Presidential Performance Agreements


John Kamensky, Senior Fellow, IBM Center for The Business of GovernmentCome November 2008, the winning team for one of the presidential candidates will be asking the question, “We won! Now what??” Of course, the answer is, “We have to deliver on the President’s promises!” But exactly who actually delivers? The President’s appointees, of course.

But how do appointees find out what the President wants? This is a perennial problem. Former Reagan Treasury Secretary Donald Regan wrote in his memoirs that after he was sworn in as secretary, he waited for a call from the White House telling him what the President wanted to do. He served four years as secretary without ever having a one-on-one meeting with President Reagan. And he was only one of more than 3,000 presidential appointees! So how do they find out? Regan was advised to read the newspapers to see what the White House might be saying about Treasury. But there must be a better way.

In the early Clinton Administration, the National Performance Review recommended voluntary Presidential Performance Agreements with the heads of major departments and agencies. Of the 24 major departments and agencies, about 10 agreed to this arrangement. Examples include: Robert Reich, Secretary of Labor; Bruce Babbitt, Secretary of the Interior; Federico Pena, Secretary of Transportation; and Roger Johnson, Administrator of the General Services Administration.

The process lasted for several years before falling into disuse. White House policy council staff and the Office of Management and Budget hated the process because it allowed the secretaries to come to a direct agreement with the President. While they had input, they couldn’t easily put their imprint on it or change it later. Also, congressional committees disliked it because they did not have input. Secretaries, though, did like it because it gave them greater leverage with White House and OMB staffs and greater clarity as to what was expected. They could then turn to their staffs and say that they needed to help the Secretary meet his or her commitments to the President. The official reason for the demise was the implementation of the annual performance plans under the new Government Performance and Results Act. This created organizational, rather than personal, commitments. Some felt this was more stable.

In the early George W. Bush Administration, some of the cabinet members crafted performance agreements with their political underlings. For example, Secretary for Health and Human Services Tommy Thompson drafted “performance contracts” with his assistant secretaries and senior leaders. This did not last beyond most of the early appointees, in part because many appointees believe they were appointed by, and were accountable to, the President and not the Secretary.

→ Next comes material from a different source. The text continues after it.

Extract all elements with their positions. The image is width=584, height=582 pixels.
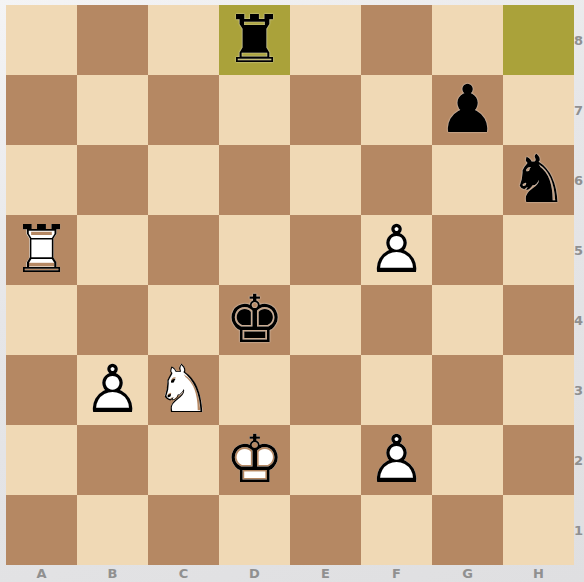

In a recent Council for Excellence in Government seminar, former ambassador Prudence Bushnell commented that the President traditionally sends a personal letter to each ambassador that spells out the authorities and responsibilities of each ambassador before he or she is posted. It makes clear the ambassador has authority over all the different federal agencies that might be assigned within that country. She said this tradition continues and could serve as a model for other agencies as well.

So there is a track record of Presidents conveying clear expectations to appointees. Should the next President build on this or take some other approach?